God works in so many ways in our lives, but we often miss His saving presence. Many of us suffer from spiritual blindness or deafness: we don’t slow down to listen to the Spirit working within us; we don’t take time to pray and cultivate a genuine relationship with God. Fear also blinds and deafens us to the goodness or the possibilities for new life in the circumstances of our life. We don’t expect to see the Risen Lord, and so we mistake Him for the gardener and walk away… Instead, God wants to surprise us with His loving presence and an invitation to mission.

God can also surprise us in our writing. How often we start writing one thing and as we write, we are led in another direction. On a deep level, some part of us knows what we want to explore or say in our writing; or perhaps it’s not us, but inspiration. Easter can encourage us to follow the unexpected path that God opens for us in the “desert” of a first draft.

3) Easter infuses our writing with a perspective of faith. 
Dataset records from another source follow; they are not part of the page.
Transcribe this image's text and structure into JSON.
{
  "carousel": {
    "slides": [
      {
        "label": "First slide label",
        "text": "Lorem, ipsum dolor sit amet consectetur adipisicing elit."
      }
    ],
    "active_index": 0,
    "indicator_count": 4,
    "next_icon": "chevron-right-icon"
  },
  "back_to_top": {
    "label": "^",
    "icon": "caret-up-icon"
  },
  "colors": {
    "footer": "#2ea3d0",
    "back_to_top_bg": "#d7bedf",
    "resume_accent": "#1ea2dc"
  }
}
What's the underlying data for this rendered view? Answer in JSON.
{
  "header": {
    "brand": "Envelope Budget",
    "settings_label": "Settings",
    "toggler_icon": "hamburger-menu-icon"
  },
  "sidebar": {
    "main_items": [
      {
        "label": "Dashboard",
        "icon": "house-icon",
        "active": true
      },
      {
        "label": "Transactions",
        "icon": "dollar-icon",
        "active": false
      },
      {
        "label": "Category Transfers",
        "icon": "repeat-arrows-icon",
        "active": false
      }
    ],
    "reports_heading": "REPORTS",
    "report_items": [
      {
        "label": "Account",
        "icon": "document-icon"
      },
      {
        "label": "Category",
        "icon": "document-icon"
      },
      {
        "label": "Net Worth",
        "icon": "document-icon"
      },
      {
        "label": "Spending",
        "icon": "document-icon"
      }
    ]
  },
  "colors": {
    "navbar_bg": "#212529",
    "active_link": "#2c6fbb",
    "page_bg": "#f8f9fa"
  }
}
The light of the Resurrection allows us to see our entire lives from the mountaintop of faith–the perspective of eternity. Jesus’ Resurrection enables us to begin to see our whole lives–and the course of history–from the perspective of God’s saving plan. If God could transform the suffering and death of His only Son into the glorious Resurrection, then how much more God can take our sufferings and transform them into new life for us and others?

As writers, we may wrestle with difficult subjects; our writing may need to shine a light on the darkness of evil so that it can be seen for what it is. But shining a light on something is not being swallowed up by it. As Catholics of faith, one of the gifts our writing can be to the world is to offer a “bigger” perspective, whatever our subject. A nonbeliever may not recognize it or call it faith, but the  worldview supporting our writing cannot help but hint at faith. Our challenge as Catholic writers is to write artfully, in such a way that our faith-filled worldview is compelling and appealing.

May our writing this Easter season be filled with the newness of joy, with allowing God to take the lead, and with the perspective of faith.